Re: incentives, I agree that this is a good thing to track, but like, “people who oppose X are incentivized to downplay the reasons to do X” is just a fully general counterargument. Unless you’re talking about financial conflicts of interest, but there are also financial incentives for orgs pursuing a “radical” strategy to downplay boring real-world constraints, as well as social incentives (e.g. on LessWrong IMO) to downplay boring these constraints and cognitive biases against thinking your preferred strategy has big downsides.
I agree that the CAIS statement, Hinton leaving Google, and Bengio and Hogarth’s writing have been great. I think that these are all in a highly distinct category from proposing specific actors take specific radical actions (unless I’m misremembering the Hogarth piece). Yudkowsky’s TIME article, on the other hand, definitely counts as an Overton Window move, and I’m surprised that you think this has had net positive effects. I regularly hear “bombing datacenters” as an example of a clearly extreme policy idea, sometimes in a context that sounds like it maybe made the less-radical idea seem more reasonable, but sometimes as evidence that the “doomers” want to do crazy things and we shouldn’t listen to them, and often as evidence that they are at least socially clumsy, don’t understand how politics works, etc, which is related to the things you list as the stuff that actually poisons the well. (I’m confused about the sign of the FLI letter as we’ve discussed.)
I’m not sure optimism vs pessimism is a crux, except in very short, like, 3-year timelines.
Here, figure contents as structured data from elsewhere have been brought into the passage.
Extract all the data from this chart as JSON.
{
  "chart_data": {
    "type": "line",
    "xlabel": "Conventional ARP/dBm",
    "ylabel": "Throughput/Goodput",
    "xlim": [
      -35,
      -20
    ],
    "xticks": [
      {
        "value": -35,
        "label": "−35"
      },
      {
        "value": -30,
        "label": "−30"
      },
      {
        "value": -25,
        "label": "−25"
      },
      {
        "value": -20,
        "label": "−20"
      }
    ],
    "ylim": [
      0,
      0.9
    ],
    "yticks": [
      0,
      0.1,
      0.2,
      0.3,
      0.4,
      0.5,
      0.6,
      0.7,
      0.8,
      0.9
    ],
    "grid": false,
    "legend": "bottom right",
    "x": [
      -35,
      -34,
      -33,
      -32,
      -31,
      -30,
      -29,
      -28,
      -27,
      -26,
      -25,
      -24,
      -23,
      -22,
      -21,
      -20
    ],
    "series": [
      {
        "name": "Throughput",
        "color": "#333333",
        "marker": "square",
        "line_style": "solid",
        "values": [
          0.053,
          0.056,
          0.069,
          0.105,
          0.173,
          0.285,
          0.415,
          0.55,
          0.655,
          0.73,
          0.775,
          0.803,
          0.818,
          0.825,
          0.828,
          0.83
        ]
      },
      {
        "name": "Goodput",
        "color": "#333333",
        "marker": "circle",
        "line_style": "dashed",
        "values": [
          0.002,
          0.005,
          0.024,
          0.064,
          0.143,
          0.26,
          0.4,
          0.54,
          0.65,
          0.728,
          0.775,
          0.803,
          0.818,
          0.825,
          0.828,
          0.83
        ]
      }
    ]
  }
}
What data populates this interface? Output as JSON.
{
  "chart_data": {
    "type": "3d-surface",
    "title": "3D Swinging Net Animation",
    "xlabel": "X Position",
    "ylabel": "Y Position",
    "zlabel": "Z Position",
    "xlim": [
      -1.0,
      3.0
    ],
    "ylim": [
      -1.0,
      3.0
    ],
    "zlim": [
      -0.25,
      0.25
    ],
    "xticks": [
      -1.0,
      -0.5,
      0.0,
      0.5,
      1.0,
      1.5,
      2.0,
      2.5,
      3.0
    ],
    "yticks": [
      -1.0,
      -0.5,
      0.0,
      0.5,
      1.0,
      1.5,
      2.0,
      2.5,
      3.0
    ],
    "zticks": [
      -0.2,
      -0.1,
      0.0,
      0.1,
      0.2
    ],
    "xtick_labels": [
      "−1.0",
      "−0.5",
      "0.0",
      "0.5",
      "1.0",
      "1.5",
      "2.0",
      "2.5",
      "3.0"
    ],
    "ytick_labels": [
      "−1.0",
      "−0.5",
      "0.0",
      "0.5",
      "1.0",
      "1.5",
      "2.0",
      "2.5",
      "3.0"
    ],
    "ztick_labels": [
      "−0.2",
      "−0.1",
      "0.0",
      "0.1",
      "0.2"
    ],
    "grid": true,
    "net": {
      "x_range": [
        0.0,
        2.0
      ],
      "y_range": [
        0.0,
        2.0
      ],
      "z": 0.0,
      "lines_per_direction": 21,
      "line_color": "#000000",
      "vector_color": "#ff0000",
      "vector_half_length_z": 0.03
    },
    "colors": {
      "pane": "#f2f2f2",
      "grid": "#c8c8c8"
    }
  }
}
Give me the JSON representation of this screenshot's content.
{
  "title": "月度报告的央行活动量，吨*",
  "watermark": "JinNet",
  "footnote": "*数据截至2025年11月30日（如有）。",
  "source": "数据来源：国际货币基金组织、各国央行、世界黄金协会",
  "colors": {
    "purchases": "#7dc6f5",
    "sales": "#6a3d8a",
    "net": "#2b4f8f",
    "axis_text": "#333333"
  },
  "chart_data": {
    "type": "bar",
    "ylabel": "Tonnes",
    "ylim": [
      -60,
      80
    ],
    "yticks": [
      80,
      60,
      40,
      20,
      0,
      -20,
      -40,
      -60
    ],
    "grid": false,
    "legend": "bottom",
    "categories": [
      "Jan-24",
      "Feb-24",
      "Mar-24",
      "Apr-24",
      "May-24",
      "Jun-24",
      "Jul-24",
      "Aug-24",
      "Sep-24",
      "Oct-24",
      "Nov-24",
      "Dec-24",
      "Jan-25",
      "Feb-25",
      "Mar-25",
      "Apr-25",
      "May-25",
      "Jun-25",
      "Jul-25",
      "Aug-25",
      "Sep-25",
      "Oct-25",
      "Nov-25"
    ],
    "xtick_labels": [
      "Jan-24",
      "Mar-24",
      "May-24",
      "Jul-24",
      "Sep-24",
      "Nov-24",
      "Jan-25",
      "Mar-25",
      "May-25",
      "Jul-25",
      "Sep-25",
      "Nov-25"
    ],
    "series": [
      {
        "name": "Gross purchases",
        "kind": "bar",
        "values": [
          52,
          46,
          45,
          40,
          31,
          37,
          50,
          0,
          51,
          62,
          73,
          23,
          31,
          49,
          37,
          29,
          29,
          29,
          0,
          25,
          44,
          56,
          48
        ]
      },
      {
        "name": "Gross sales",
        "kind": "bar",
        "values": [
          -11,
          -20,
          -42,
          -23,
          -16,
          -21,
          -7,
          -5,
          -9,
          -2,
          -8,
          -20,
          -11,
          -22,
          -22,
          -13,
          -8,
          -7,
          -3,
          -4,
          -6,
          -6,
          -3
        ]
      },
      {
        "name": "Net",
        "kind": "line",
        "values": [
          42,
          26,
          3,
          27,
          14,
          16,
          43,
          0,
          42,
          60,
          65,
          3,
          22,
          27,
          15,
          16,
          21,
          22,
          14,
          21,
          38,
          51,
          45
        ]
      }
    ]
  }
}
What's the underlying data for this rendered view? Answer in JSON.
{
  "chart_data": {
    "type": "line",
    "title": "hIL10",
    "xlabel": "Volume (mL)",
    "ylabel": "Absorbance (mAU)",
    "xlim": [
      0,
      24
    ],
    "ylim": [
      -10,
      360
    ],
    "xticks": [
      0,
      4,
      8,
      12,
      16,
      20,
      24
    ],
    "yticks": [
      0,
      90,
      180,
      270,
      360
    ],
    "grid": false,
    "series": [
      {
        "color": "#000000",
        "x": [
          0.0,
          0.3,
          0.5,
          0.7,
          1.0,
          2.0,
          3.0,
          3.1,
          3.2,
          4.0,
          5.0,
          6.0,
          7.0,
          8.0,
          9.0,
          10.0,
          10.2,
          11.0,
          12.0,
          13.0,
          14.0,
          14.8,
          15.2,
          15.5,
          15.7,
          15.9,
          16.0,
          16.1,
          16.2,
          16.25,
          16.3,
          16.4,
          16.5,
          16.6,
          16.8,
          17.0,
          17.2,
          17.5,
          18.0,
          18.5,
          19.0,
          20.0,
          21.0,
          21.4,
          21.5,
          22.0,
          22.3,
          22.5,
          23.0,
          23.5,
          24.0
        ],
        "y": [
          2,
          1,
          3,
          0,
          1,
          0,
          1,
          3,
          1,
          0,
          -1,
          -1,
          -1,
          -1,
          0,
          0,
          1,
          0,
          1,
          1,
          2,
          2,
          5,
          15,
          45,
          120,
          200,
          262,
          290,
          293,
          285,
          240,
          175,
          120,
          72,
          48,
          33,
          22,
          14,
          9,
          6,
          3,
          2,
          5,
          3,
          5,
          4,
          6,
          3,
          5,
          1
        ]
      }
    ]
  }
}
It’s true that optimists are more likely to value small wins, so I guess narrowly I agree that a ratchet strategy looks strictly better for optimists, but if you think big radical changes are needed, the question remains of whether you’re more likely to get there via asking for the radical change now or looking for smaller wins to build on over time. If there simply isn’t time to build on these wins, then yes, better to take a 2% shot at the policy that you actually think will work; but even in 5-year timelines I think you’re better positioned to get what you ultimately want by 2029 if you get a little bit of what you want in 2024 and 2026 (ideally while other groups also make clear cases for the threat models and develop the policy asks, etc.). Another piece this overlooks is the information and infrastructure built by the minor policy changes. A big part of the argument for the reporting requirements in the EO was that there is now going to be an office in the US government that is in the business of collecting critical information about frontier AI models and figuring out how to synthesize it to the rest of government, that has the legal authority to do this, and both the office and the legal authority can now be expanded rather than created, and there will now be lots of individuals who are experienced in dealing with this information in the government context, and it will seem natural that the government should know this information. I think if we had only been developing and advocating for ideal policy, this would not have happened (though I imagine that this is not in fact what you’re suggesting the community do!).
It’s not just that problem though, they will likely be biased to think that their policy is helpful for safety of AI at all, and this is a point that sometimes gets forgotten.
But correct on the fact that Akash’s argument is fully general.